Corporate Income Tax
Companies formed and registered under the Myanmar Companies Act 1914 or the Special Company Act 1950, including businesses that have obtained the permit of MIC are subject to an income tax rate of 25%. Tax holidays are available to companies operating with the MIC permits. Companies listed on the YSX are taxed at 20%.
Commercial Tax
Commercial tax, at rates ranging from 0% to 8%, is levied as a turnover tax on goods and services. Generally, commercial tax is imposed at the rate of 5% on a wide range of specified goods and services produced or rendered within the country, and on imported goods. All products and services are subject to 5% commercial tax except for 86 products and 30 services that are specifically exempt from commercial tax. Commercial tax is zero-rated on all exports, except for electricity (8%) and crude oil (5%). Companies registered under the MIC/SEZ may, at the discretion of the MIC/SEZ Committee, be granted exemption from commercial tax during certain stipulated periods.
Specific Goods Tax
With effect from 1 April 2016, the Specific Goods Tax Law was introduced to replace commercial tax on a list of specific goods that are imported into Myanmar, manufactured in Myanmar, or exported to a foreign country. There are 17 specialist goods with tax rates from 5% to 80%. Under the Specific Goods Tax Law, only a manufacturer or exporter of specific goods can claim and offset the specific goods tax incurred on purchase of raw materials/semi-finished goods against the specific goods tax charged on sale of specific goods. On top of specific goods tax, a commercial tax of 5% will also be imposed. Specific goods tax is exempt on all exports.
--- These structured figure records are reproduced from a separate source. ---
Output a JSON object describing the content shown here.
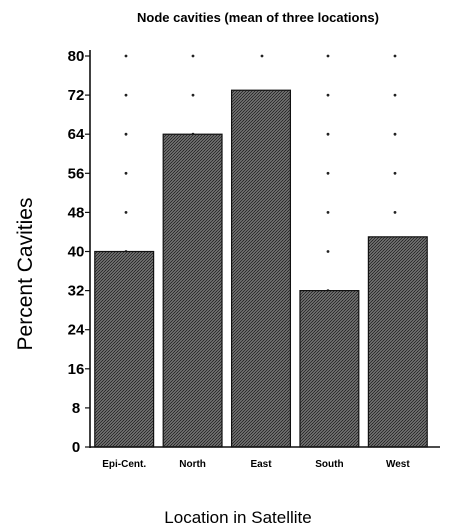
{
  "chart_data": {
    "type": "bar",
    "title": "Node cavities (mean of three locations)",
    "xlabel": "Location in Satellite",
    "ylabel": "Percent Cavities",
    "categories": [
      "Epi-Cent.",
      "North",
      "East",
      "South",
      "West"
    ],
    "values": [
      40,
      64,
      73,
      32,
      43
    ],
    "ylim": [
      0,
      80
    ],
    "yticks": [
      "0",
      "8",
      "16",
      "24",
      "32",
      "40",
      "48",
      "56",
      "64",
      "72",
      "80"
    ],
    "grid": "dotted",
    "legend": "none",
    "colors": {
      "bar_fill": "#4a4a4a",
      "bar_stroke": "#111111",
      "axis": "#111111",
      "grid_dot": "#222222"
    }
  }
}
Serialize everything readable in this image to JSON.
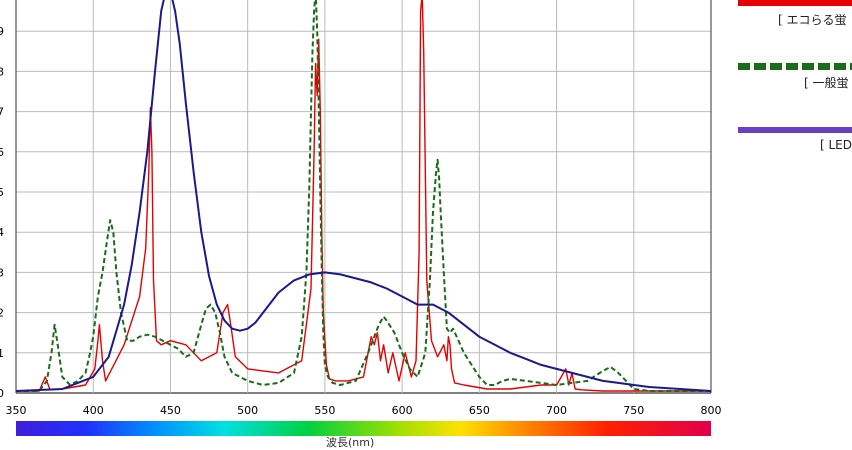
{
  "chart_data": {
    "type": "line",
    "xlabel": "波長(nm)",
    "xlim": [
      350,
      800
    ],
    "ylim": [
      0,
      1
    ],
    "x_ticks": [
      350,
      400,
      450,
      500,
      550,
      600,
      650,
      700,
      750,
      800
    ],
    "y_ticks": [
      {
        "v": 0,
        "label": "0"
      },
      {
        "v": 0.1,
        "label": "1"
      },
      {
        "v": 0.2,
        "label": "2"
      },
      {
        "v": 0.3,
        "label": "3"
      },
      {
        "v": 0.4,
        "label": "4"
      },
      {
        "v": 0.5,
        "label": "5"
      },
      {
        "v": 0.6,
        "label": "6"
      },
      {
        "v": 0.7,
        "label": "7"
      },
      {
        "v": 0.8,
        "label": "8"
      },
      {
        "v": 0.9,
        "label": "9"
      }
    ],
    "grid": true,
    "spectrum_bar": true,
    "series": [
      {
        "name": "[ エコらる蛍",
        "color": "#e60000",
        "style": "solid",
        "x": [
          350,
          365,
          369,
          372,
          380,
          395,
          401,
          403,
          404,
          406,
          408,
          420,
          430,
          434,
          436,
          437,
          438,
          439,
          441,
          444,
          450,
          460,
          470,
          480,
          484,
          487,
          489,
          492,
          500,
          510,
          520,
          535,
          541,
          543,
          544,
          545,
          546,
          547,
          548,
          549,
          551,
          553,
          557,
          565,
          575,
          580,
          582,
          584,
          586,
          588,
          591,
          594,
          598,
          602,
          606,
          609,
          611,
          612,
          613,
          614,
          616,
          619,
          623,
          627,
          629,
          630,
          631,
          632,
          634,
          640,
          655,
          670,
          690,
          700,
          706,
          708,
          710,
          712,
          716,
          730,
          760,
          800
        ],
        "y": [
          0.005,
          0.005,
          0.04,
          0.008,
          0.01,
          0.02,
          0.06,
          0.13,
          0.17,
          0.08,
          0.03,
          0.12,
          0.24,
          0.36,
          0.55,
          0.71,
          0.6,
          0.28,
          0.13,
          0.12,
          0.13,
          0.12,
          0.08,
          0.1,
          0.2,
          0.22,
          0.17,
          0.09,
          0.06,
          0.055,
          0.05,
          0.08,
          0.26,
          0.6,
          0.82,
          0.74,
          0.88,
          0.7,
          0.4,
          0.2,
          0.07,
          0.035,
          0.03,
          0.03,
          0.04,
          0.14,
          0.12,
          0.15,
          0.08,
          0.12,
          0.05,
          0.1,
          0.03,
          0.1,
          0.04,
          0.08,
          0.35,
          0.95,
          0.99,
          0.85,
          0.28,
          0.13,
          0.09,
          0.12,
          0.08,
          0.14,
          0.12,
          0.06,
          0.025,
          0.02,
          0.01,
          0.01,
          0.02,
          0.02,
          0.06,
          0.02,
          0.05,
          0.01,
          0.008,
          0.005,
          0.005,
          0.005
        ]
      },
      {
        "name": "[ 一般蛍",
        "color": "#1a6b1a",
        "style": "dashed",
        "x": [
          350,
          365,
          370,
          373,
          375,
          377,
          380,
          385,
          390,
          395,
          398,
          400,
          403,
          406,
          409,
          411,
          413,
          415,
          418,
          422,
          426,
          430,
          435,
          440,
          445,
          450,
          455,
          460,
          465,
          470,
          473,
          476,
          479,
          482,
          485,
          490,
          500,
          510,
          520,
          530,
          535,
          538,
          540,
          541,
          542,
          543,
          544,
          545,
          546,
          547,
          548,
          549,
          550,
          552,
          555,
          560,
          570,
          578,
          585,
          588,
          590,
          595,
          600,
          605,
          610,
          615,
          618,
          620,
          622,
          623,
          624,
          625,
          627,
          629,
          631,
          633,
          640,
          650,
          655,
          660,
          665,
          670,
          680,
          690,
          700,
          710,
          720,
          730,
          735,
          740,
          745,
          750,
          760,
          800
        ],
        "y": [
          0.005,
          0.005,
          0.03,
          0.1,
          0.17,
          0.12,
          0.04,
          0.02,
          0.03,
          0.05,
          0.1,
          0.14,
          0.24,
          0.3,
          0.38,
          0.43,
          0.4,
          0.3,
          0.2,
          0.13,
          0.13,
          0.14,
          0.145,
          0.14,
          0.13,
          0.12,
          0.11,
          0.09,
          0.1,
          0.17,
          0.21,
          0.22,
          0.2,
          0.15,
          0.09,
          0.05,
          0.03,
          0.02,
          0.025,
          0.05,
          0.14,
          0.3,
          0.52,
          0.7,
          0.85,
          0.95,
          1.0,
          0.9,
          0.72,
          0.5,
          0.3,
          0.15,
          0.07,
          0.04,
          0.025,
          0.02,
          0.03,
          0.1,
          0.17,
          0.19,
          0.18,
          0.15,
          0.1,
          0.06,
          0.04,
          0.1,
          0.28,
          0.45,
          0.55,
          0.58,
          0.53,
          0.45,
          0.3,
          0.16,
          0.15,
          0.16,
          0.1,
          0.04,
          0.02,
          0.02,
          0.03,
          0.035,
          0.03,
          0.025,
          0.02,
          0.025,
          0.03,
          0.055,
          0.065,
          0.05,
          0.03,
          0.01,
          0.005,
          0.005
        ]
      },
      {
        "name": "[ LED",
        "color": "#1a1a8c",
        "style": "solid",
        "x": [
          350,
          380,
          400,
          410,
          420,
          425,
          430,
          435,
          440,
          444,
          447,
          450,
          453,
          456,
          460,
          465,
          470,
          475,
          480,
          485,
          490,
          495,
          500,
          505,
          510,
          515,
          520,
          530,
          540,
          550,
          560,
          570,
          580,
          590,
          600,
          610,
          620,
          630,
          640,
          650,
          660,
          670,
          680,
          690,
          700,
          710,
          720,
          730,
          740,
          750,
          760,
          780,
          800
        ],
        "y": [
          0.005,
          0.01,
          0.04,
          0.09,
          0.22,
          0.32,
          0.45,
          0.6,
          0.8,
          0.95,
          1.0,
          1.0,
          0.95,
          0.87,
          0.72,
          0.55,
          0.4,
          0.29,
          0.22,
          0.18,
          0.16,
          0.155,
          0.16,
          0.175,
          0.2,
          0.225,
          0.25,
          0.28,
          0.295,
          0.3,
          0.295,
          0.285,
          0.275,
          0.26,
          0.24,
          0.22,
          0.22,
          0.2,
          0.17,
          0.14,
          0.12,
          0.1,
          0.085,
          0.07,
          0.06,
          0.05,
          0.04,
          0.03,
          0.025,
          0.02,
          0.015,
          0.01,
          0.005
        ]
      }
    ]
  }
}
Personal Income Tax for Foreigners
Resident and non-resident foreigners’ salaries are taxed at the same progressive rate of 0 to 25%, with the only restriction for non-resident foreigners being their ineligibility to claim tax reliefs. A foreigner staying in Myanmar for 183 days or more during an income year is considered a resident.
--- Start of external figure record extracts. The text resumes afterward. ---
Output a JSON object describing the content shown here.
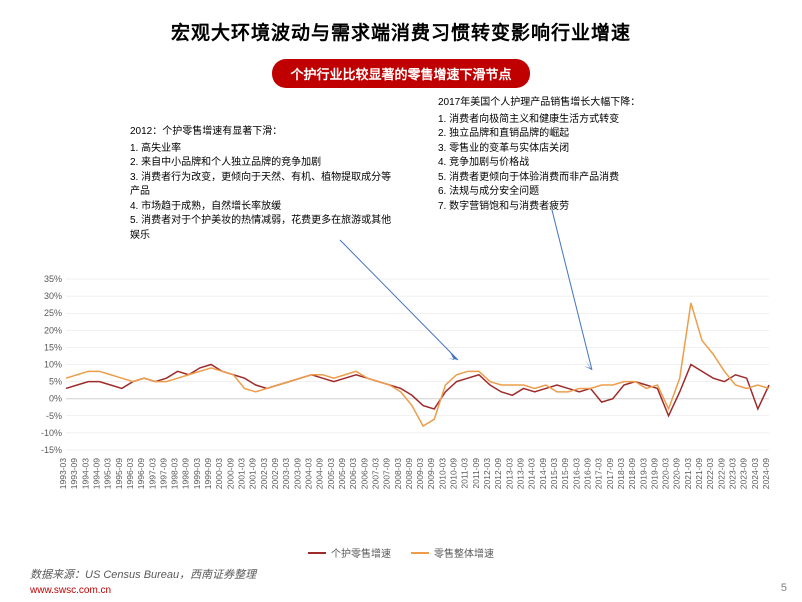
{
  "title": "宏观大环境波动与需求端消费习惯转变影响行业增速",
  "subtitle": "个护行业比较显著的零售增速下滑节点",
  "annotation_left": {
    "header": "2012：个护零售增速有显著下滑：",
    "points": [
      "1. 高失业率",
      "2. 来自中小品牌和个人独立品牌的竞争加剧",
      "3. 消费者行为改变，更倾向于天然、有机、植物提取成分等产品",
      "4. 市场趋于成熟，自然增长率放缓",
      "5. 消费者对于个护美妆的热情减弱，花费更多在旅游或其他娱乐"
    ]
  },
  "annotation_right": {
    "header": "2017年美国个人护理产品销售增长大幅下降：",
    "points": [
      "1. 消费者向极简主义和健康生活方式转变",
      "2. 独立品牌和直销品牌的崛起",
      "3. 零售业的变革与实体店关闭",
      "4. 竞争加剧与价格战",
      "5. 消费者更倾向于体验消费而非产品消费",
      "6. 法规与成分安全问题",
      "7. 数字营销饱和与消费者疲劳"
    ]
  },
  "chart": {
    "type": "line",
    "background_color": "#ffffff",
    "grid_color": "#e0e0e0",
    "ylim": [
      -15,
      35
    ],
    "ytick_step": 5,
    "yticks": [
      -15,
      -10,
      -5,
      0,
      5,
      10,
      15,
      20,
      25,
      30,
      35
    ],
    "ytick_labels": [
      "-15%",
      "-10%",
      "-5%",
      "0%",
      "5%",
      "10%",
      "15%",
      "20%",
      "25%",
      "30%",
      "35%"
    ],
    "x_labels": [
      "1993-03",
      "1993-09",
      "1994-03",
      "1994-09",
      "1995-03",
      "1995-09",
      "1996-03",
      "1996-09",
      "1997-03",
      "1997-09",
      "1998-03",
      "1998-09",
      "1999-03",
      "1999-09",
      "2000-03",
      "2000-09",
      "2001-03",
      "2001-09",
      "2002-03",
      "2002-09",
      "2003-03",
      "2003-09",
      "2004-03",
      "2004-09",
      "2005-03",
      "2005-09",
      "2006-03",
      "2006-09",
      "2007-03",
      "2007-09",
      "2008-03",
      "2008-09",
      "2009-03",
      "2009-09",
      "2010-03",
      "2010-09",
      "2011-03",
      "2011-09",
      "2012-03",
      "2012-09",
      "2013-03",
      "2013-09",
      "2014-03",
      "2014-09",
      "2015-03",
      "2015-09",
      "2016-03",
      "2016-09",
      "2017-03",
      "2017-09",
      "2018-03",
      "2018-09",
      "2019-03",
      "2019-09",
      "2020-03",
      "2020-09",
      "2021-03",
      "2021-09",
      "2022-03",
      "2022-09",
      "2023-03",
      "2023-09",
      "2024-03",
      "2024-09"
    ],
    "series": [
      {
        "name": "个护零售增速",
        "color": "#9e2b2b",
        "values": [
          3,
          4,
          5,
          5,
          4,
          3,
          5,
          6,
          5,
          6,
          8,
          7,
          9,
          10,
          8,
          7,
          6,
          4,
          3,
          4,
          5,
          6,
          7,
          6,
          5,
          6,
          7,
          6,
          5,
          4,
          3,
          1,
          -2,
          -3,
          2,
          5,
          6,
          7,
          4,
          2,
          1,
          3,
          2,
          3,
          4,
          3,
          2,
          3,
          -1,
          0,
          4,
          5,
          4,
          3,
          -5,
          2,
          10,
          8,
          6,
          5,
          7,
          6,
          -3,
          4
        ]
      },
      {
        "name": "零售整体增速",
        "color": "#ed9d4a",
        "values": [
          6,
          7,
          8,
          8,
          7,
          6,
          5,
          6,
          5,
          5,
          6,
          7,
          8,
          9,
          8,
          7,
          3,
          2,
          3,
          4,
          5,
          6,
          7,
          7,
          6,
          7,
          8,
          6,
          5,
          4,
          2,
          -2,
          -8,
          -6,
          4,
          7,
          8,
          8,
          5,
          4,
          4,
          4,
          3,
          4,
          2,
          2,
          3,
          3,
          4,
          4,
          5,
          5,
          3,
          4,
          -3,
          6,
          28,
          17,
          13,
          8,
          4,
          3,
          4,
          3
        ]
      }
    ]
  },
  "legend": {
    "items": [
      {
        "label": "个护零售增速",
        "color": "#9e2b2b"
      },
      {
        "label": "零售整体增速",
        "color": "#ed9d4a"
      }
    ]
  },
  "source": "数据来源：US Census Bureau，西南证券整理",
  "url": "www.swsc.com.cn",
  "page_number": "5"
}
Tax reliefs applicable to resident foreigners:
• Basic relief (20% of the total salary income), but limited to MMK 10,000,000 • Spouse relief of MMK 1,000,000 (limited to 1 spouse) • Child relief of MMK 500,000 (per child) • Premium paid for life insurance by the employee and his or her spouse • All contributions to social security funds
Special Economic Zones (SEZs) Tax Incentive
Investments in the SEZ shall be applicable under the Myanmar Special Economic Zone Law 2014. Primary attractions of the SEZs include incentives such as a five to seven years corporate tax holiday depending on the zone, 50% relief on income tax for the second five years and investors can lease land up to 75 years, i.e. 50 years plus 25 years extension.
Double Taxation Agreements
The Income Tax Law (ITL) provides that if the government enters into an agreement with any foreign or international organisation relating to income tax, and if the agreement is notified, the terms of the said agreement will be followed notwithstanding anything to the contrary contained in any other provisions of the ITL
Tax treaties have been concluded with India, Indonesia, Malaysia, Singapore, Republic of Korea, Thailand, United Kingdom, Vietnam, Laos and Bangladesh. The tax treaties with Indonesia and Bangladesh have yet to be ratified.